Let us be clear: this is not an isolated oddity. This is the logical endpoint of a political culture that has systematically devalued expertise, rewarded theatricality over competence, and transformed governance into a branch of the entertainment industry. When a man whose greatest achievement is being booed on national television can credibly threaten to capture a mayoralty, we have passed beyond satire into something far more sinister: the commodification of public trust.
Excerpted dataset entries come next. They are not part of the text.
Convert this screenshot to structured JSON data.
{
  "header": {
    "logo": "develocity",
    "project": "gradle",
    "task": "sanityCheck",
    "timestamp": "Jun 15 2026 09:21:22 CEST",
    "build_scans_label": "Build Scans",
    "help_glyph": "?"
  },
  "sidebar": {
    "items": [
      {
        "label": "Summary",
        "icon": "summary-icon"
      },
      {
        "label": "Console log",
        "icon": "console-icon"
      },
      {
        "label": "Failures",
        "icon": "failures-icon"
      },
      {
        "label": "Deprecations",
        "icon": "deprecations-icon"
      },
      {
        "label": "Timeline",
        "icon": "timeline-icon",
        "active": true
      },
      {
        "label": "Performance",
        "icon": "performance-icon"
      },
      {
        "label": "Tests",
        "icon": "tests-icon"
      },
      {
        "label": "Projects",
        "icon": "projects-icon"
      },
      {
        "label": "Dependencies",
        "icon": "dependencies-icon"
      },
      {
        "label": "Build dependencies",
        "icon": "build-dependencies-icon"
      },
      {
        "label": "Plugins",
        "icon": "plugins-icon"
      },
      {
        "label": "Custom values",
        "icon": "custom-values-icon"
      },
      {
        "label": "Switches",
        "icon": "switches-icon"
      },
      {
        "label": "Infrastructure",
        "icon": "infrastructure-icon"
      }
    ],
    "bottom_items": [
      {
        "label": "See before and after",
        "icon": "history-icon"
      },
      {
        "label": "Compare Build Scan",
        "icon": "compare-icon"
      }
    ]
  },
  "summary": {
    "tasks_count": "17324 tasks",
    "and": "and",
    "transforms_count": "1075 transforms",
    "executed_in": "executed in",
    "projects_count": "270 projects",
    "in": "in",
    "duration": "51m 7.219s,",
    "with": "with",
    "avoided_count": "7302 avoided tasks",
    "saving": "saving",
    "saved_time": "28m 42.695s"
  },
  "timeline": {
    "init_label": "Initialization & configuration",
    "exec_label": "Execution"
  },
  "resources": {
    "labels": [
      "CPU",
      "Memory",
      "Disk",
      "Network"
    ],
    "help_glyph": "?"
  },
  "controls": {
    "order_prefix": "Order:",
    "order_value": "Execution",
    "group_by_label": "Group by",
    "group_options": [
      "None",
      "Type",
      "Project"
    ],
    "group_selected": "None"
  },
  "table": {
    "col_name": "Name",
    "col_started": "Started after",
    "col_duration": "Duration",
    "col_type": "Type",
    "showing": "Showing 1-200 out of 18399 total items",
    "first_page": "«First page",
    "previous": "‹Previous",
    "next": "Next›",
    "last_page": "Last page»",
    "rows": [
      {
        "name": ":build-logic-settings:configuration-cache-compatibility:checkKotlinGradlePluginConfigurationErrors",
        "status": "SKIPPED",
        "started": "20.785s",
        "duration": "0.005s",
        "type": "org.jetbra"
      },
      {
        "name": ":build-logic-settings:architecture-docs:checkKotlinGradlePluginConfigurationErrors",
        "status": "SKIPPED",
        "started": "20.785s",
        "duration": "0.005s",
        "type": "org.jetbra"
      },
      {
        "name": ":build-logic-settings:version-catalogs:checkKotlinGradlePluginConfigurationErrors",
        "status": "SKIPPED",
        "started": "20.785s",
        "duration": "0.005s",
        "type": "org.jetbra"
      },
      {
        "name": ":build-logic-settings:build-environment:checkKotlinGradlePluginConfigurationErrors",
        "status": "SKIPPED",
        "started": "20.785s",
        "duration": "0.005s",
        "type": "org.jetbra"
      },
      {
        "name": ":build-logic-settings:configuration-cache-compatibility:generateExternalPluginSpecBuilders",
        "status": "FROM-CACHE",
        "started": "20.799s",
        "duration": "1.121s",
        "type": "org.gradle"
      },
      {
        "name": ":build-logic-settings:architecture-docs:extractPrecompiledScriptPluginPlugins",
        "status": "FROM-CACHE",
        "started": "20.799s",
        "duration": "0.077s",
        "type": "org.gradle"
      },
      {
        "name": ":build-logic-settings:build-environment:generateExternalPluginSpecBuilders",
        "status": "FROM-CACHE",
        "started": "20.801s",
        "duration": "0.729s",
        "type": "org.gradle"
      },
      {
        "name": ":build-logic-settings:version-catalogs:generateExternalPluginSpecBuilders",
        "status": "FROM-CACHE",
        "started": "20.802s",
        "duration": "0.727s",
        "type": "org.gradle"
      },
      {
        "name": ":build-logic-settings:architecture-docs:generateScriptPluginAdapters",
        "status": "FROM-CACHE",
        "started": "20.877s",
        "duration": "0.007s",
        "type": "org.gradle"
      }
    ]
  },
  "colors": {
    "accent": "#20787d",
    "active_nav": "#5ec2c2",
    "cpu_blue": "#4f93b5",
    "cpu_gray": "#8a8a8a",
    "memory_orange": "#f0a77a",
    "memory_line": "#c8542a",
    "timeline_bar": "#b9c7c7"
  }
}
The parallels to the late Republic are almost too obvious to draw. As the Roman aristocracy grew decadent, more concerned with lavish banquets and poetic rivalries than with the crumbling infrastructure of the state, they ceded the stage to populists who understood that spectacle could substitute for substance. Clodius, that infamous patrician-turned-plebeian, used gangs and theatrical flair to bypass the traditional mechanisms of power. Today, our Cloduses do not need gangs; they have Twitter.
And what of our intellectual class? The British pundits who laugh off this candidacy are the same ones who, a decade ago, dismissed Brexit as an impossibility. They cannot see that the cultural rot they mock in America is already flourishing in their own green and pleasant land. The same forces that turned a reality show into a launching pad for political ambition are at work here: the collapse of deference, the erosion of shared facts, the fetishisation of the ‘genuine’ over the ‘qualified’.
We dare not laugh. When a nation begins to elect jesters, it is not because the jesters are talented; it is because the court has ceased to believe in itself. The people sense, perhaps correctly, that the entire apparatus is a farce, and they prefer a clown who admits he is a clown to a patrician who pretends he is not. This is the tragedy of our age: we have trained our citizens to despise seriousness, and now we are surprised when they vote for buffoons.
The mayoral race in question is, of course, a local affair. But it is a bellwether. If this man wins, it will no longer be a curiosity; it will be a template. Every city, every county, every constituency will face the same choice: do we want someone who can govern, or someone who can entertain? I fear we already know the answer.
So let the British commentators smile and shake their heads. They will not be smiling when the jester comes for their own thrones. The gate is open; the barbarians are not at the gate. They are inside, and they are filming it for our amusement.